After the production of microglial cells, the next step is to drive them to transform into the M2 phenotype. Several methods have been developed to induce polarization in vitro (Figure 4). IL-4 is a cytokine that promotes tissue repair and M2 microglial polarization. According to one study using different concentrations (20 or 40 ng/ml) of IL-4, Arg1 (the M2 marker) expression significantly increased to similar levels in both groups, indicating the dose-independent characteristic of the M2 polarization-stimulating effect of IL-4 (Kobashi et al., 2020). In another study, after preconditioning by oxygen–glucose deprivation, microglia polarized to the M2 phenotype. Under this condition, cultures containing low-glucose medium were first placed in a hypoxia chamber (95% N2 + 5% CO2) for 1 h and then closed for 18 h (Kanazawa et al., 2017). In addition, several drugs, such as minocycline (Ahmed et al., 2017) and Lycium barbarum (Li et al., 2019b), were reported to modulate microglial polarization from the M1 to M2 phenotype in some in-vivo models. However, further studies are needed to determine whether they can be used to induce M2 polarization of microglia in vitro.

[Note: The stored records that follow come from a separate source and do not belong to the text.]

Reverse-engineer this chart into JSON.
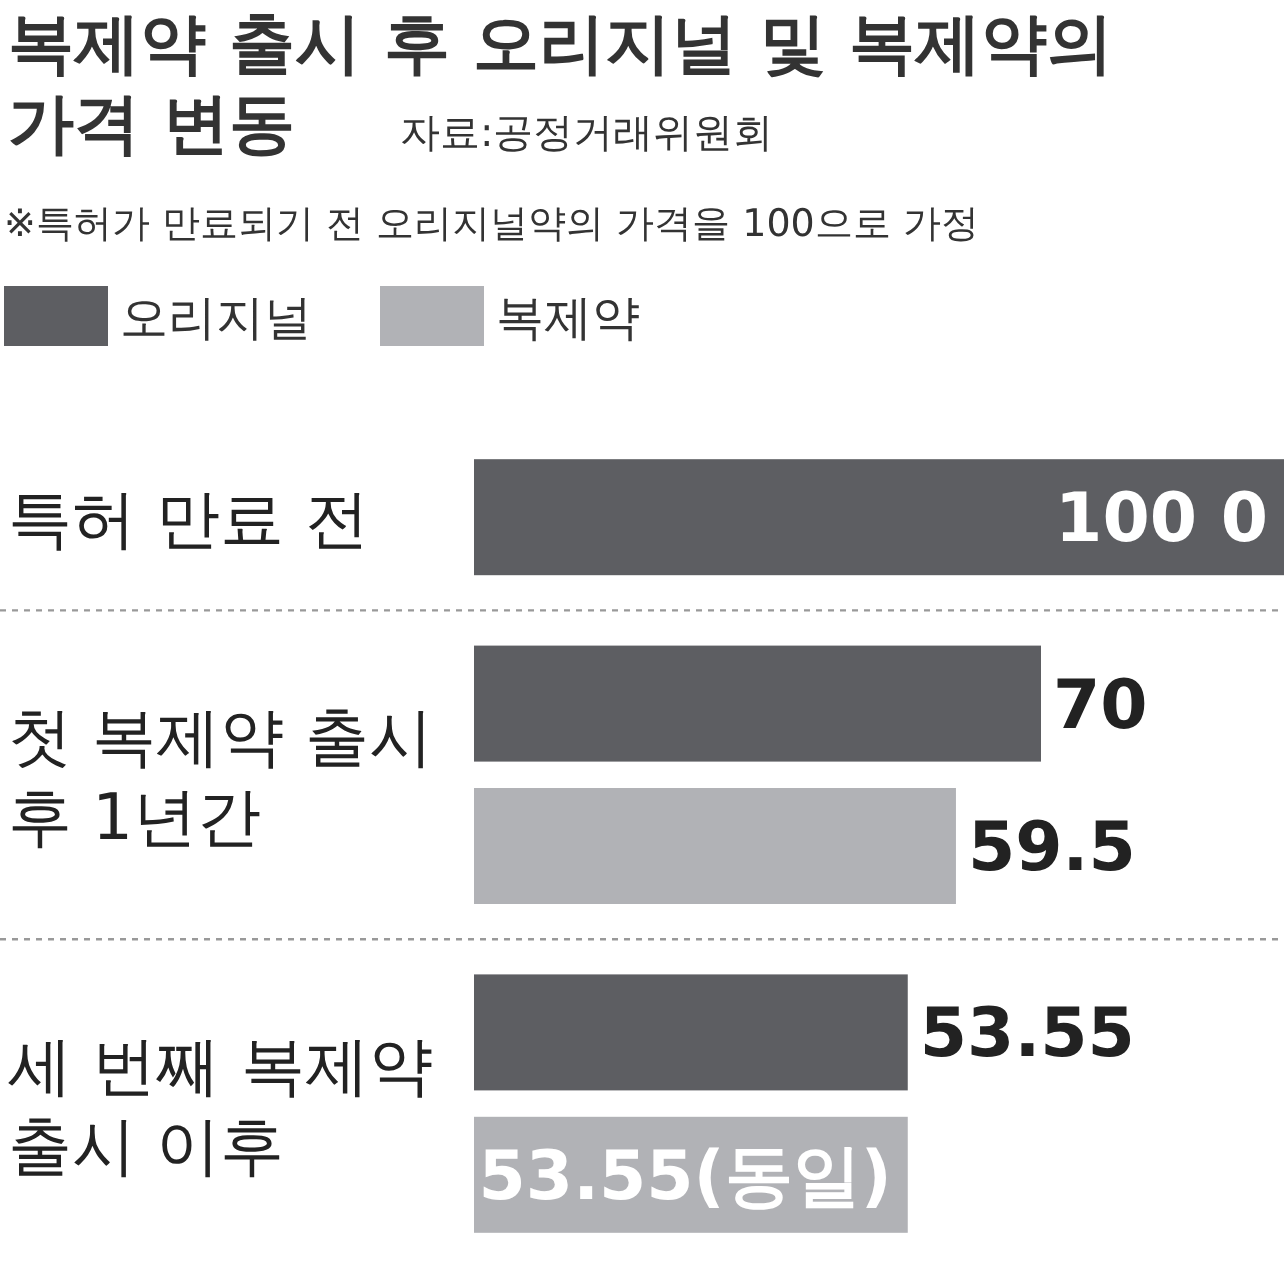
{
  "chart_data": {
    "type": "bar",
    "orientation": "horizontal",
    "title": "복제약 출시 후 오리지널 및 복제약의 가격 변동",
    "annotations": [
      "자료:공정거래위원회",
      "※특허가 만료되기 전 오리지널약의 가격을 100으로 가정"
    ],
    "categories": [
      "특허 만료 전",
      "첫 복제약 출시 후 1년간",
      "세 번째 복제약 출시 이후"
    ],
    "xlim": [
      0,
      100
    ],
    "tick_labels": "y",
    "legend": "top left",
    "series": [
      {
        "name": "오리지널",
        "color": "#5d5e62",
        "values": [
          100,
          70,
          53.55
        ],
        "value_labels": [
          "100 0",
          "70",
          "53.55"
        ]
      },
      {
        "name": "복제약",
        "color": "#b1b2b6",
        "values": [
          null,
          59.5,
          53.55
        ],
        "value_labels": [
          null,
          "59.5",
          "53.55(동일)"
        ]
      }
    ]
  }
}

Although current studies are still in their infancy, the development of iPSC-derived microglia has provided insights into the production of abundant M2 microglia for transplantation. As studies in the brain have proven the feasibility and advantages of M2 microglial transplantation, we predict that the transplantation of M2 microglia will also become a proper and effective method to treat RDDs.

7 Conclusion

In recent years, SCT in subjects with other neurological disorders has been proven to exert positive effects of switching the polarization of microglia from the M1 to M2 phenotype, providing good examples for the application of SCT in the treatment of RDDs by targeting microglial polarization. However, the function of regulating microglial polarization by SCT in the retina is rarely reported and limited in the field of MSCs. Thus, we wondered if solutions were available to improve this situation and proposed some expectations for SCT to be a better treatment for RDDs, which may be helpful for future research. We postulate that the therapeutic effects of SCT will be improved by cotransplantation therapy with MSC-derived exosomes, which enhance M2 microglial polarization and create an optimized environment for the survival of transplanted cells to achieve better results. Besides, advances in iPSC-derived microglia may promote the development of transplantation of M2 microglia to treat RDDs and alleviate retinal inflammation.